La persistance avec laquelle l’administration de McGill tente de décupler le coût de son MBA de 1673$ à 29 500$ a galvanisé l’opposition de bon nombre d’acteurs sociaux –et pour cause ! Une telle hausse semble aller à l’encontre de l’accessibilité aux études post-secondaires, une valeur collective qui reste fortement ancrée au Québec malgré une récente tendance à « l’américanisation » de notre modèle universitaire.
L’accessibilité : la clé de voûte de la modernisation du Québec
Si le modèle québécois est parfois décrié pour son manque de compétitivité dans le milieu académique nord-américain, ses détracteurs perdent parfois de vue les raisons historiques qui ont placé l’accessibilité au coeur du projet éducatif québécois. En 1964, la Commission Parent a pris acte du retard considérable du Québec –ne dit-on pas que le niveau d’éducation des Canadiens- Français avant les années 1960 était comparable à celui des Noirs aux États-Unis?– et a établi les bases d’un système d’éducation universel auparavant quasi-inexistant. Conscients de l’importance d’une éducation de masse pour propulser la société québécoise dans la modernité, les commissaires ont placé la démocratisation et l’accessibilité au coeur de leurs recommandations.
Le rattrapage à accomplir était énorme, et il était nécessaire que l’Université aille aux gens plutôt que d’attendre que l’inverse se produise. C’est pourquoi on a choisi de maintenir le coût de l’éducation au minimum afin « que chaque étudiant puisse poursuivre ses études jusqu’au niveau le plus avancé qu’il est capable d’atteindre, compte tenu de ses aptitudes et de ses succès scolaires » (Rapport Parent, volume 4, paragraphe 12).
Deux générations plus tard, le succès de la « révolution Parent » est manifeste : le retard qu’accusait le Québec a été pour ainsi dire rattrapé. Mais cela ne signifie pas pour autant que le maintien de faibles droits de scolarité ne soit plus nécessaire pour assurer l’accessibilité. Selon une étude de l’économiste Valérie Vierstraete commandée par le Ministère de l’éducation en 2006, les étudiants québécois seraient plus sensibles à une hausse du coût de l’éducation que leurs homologues canadiens, et ceci pour deux raisons. D’abord, les étudiants québécois disposent d’un revenu personnel moins élevé, et la génération de leurs parents a moins fréquenté l’université.
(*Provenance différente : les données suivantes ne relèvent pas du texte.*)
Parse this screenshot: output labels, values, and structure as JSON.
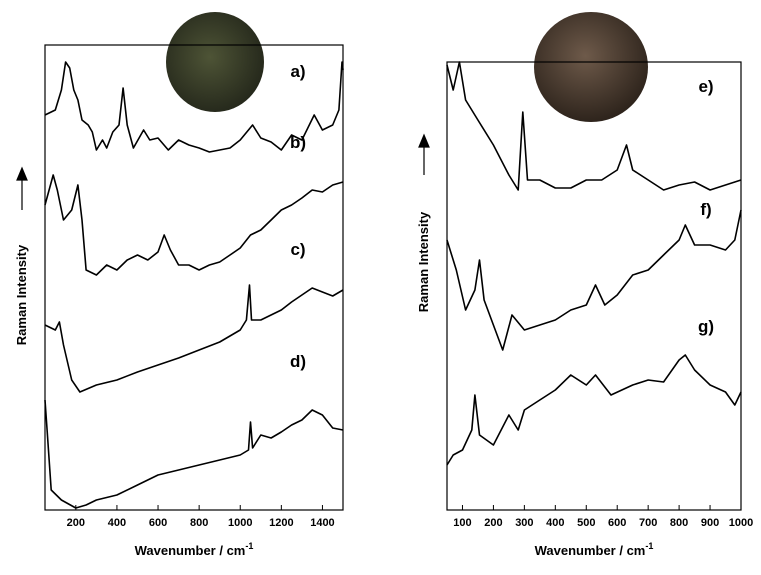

De plus, selon Statistique Canada, 40% des jeunes qui ne poursuivent pas d’études postsecondaires évoquent la barrière financière comme obstacle principal.
Cette idée –bien présente aux États- Unis et au Canada anglais– de s’endetter massivement pour « investir » dans l’éducation de ses enfants n’est pas ancrée dans la tradition familiale d’ici. À cet égard, la décision de McGill établit un précédent qui fait craindre un glissement vers un modèle inadapté à la réalité sociale québécoise.
L’impasse du sous-financement
L’objectif de cette petite leçon d’histoire n’est pourtant pas de décrier la décision de McGill. Les caractéristiques distinctives du MBA peuvent justifier ce modèle d’autofinancement. D’une part, ceux qui s’inscrivent au MBA ont souvent plusieurs années d’expérience sur le marché du travail et de meilleures ressources financières. Le titre du MBA a également démontré sa valeur par le « retour sur investissement » qu’il génère. D’autre part, un MBA autofinancé permettra d’éviter un transfert d’argent des autres facultés vers ce programme plus coûteux. De plus, McGill affirme qu’une partie des 29 500$ sera attribuée en bourses aux bons candidats –quoiqu’il ne soit pas précisé si elles seront allouées sur les bases du mérite ou des besoins financiers.
Toutefois, la manière dont la décision s’est prise, en opposition aux directives du ministère, laisse présager un glissement indésirable. La position de la principale Heather Monroe-Blum sur le sous-financement des universités est bien connue, et ce geste de défiance publique semble être un moyen pour McGill d’acculer le ministère au pied du mur : si vous ne nous financez pas suffisamment pour maintenir notre place parmi les meilleurs, nous irons chercher les sous ailleurs, même si ce doit être dans les poches des étudiants. Si rien n’est fait et que chacune des parties s’enlise dans sa position, il serait désastreux que le modèle universitaire accessible et démocratique courageusement imaginé par la Commission Parent finisse par partir à vau‑l’eau. Pour cette raison, et pour bien d’autres encore, la tenue d’États généraux sur l’avenir de l’université est nécessaire.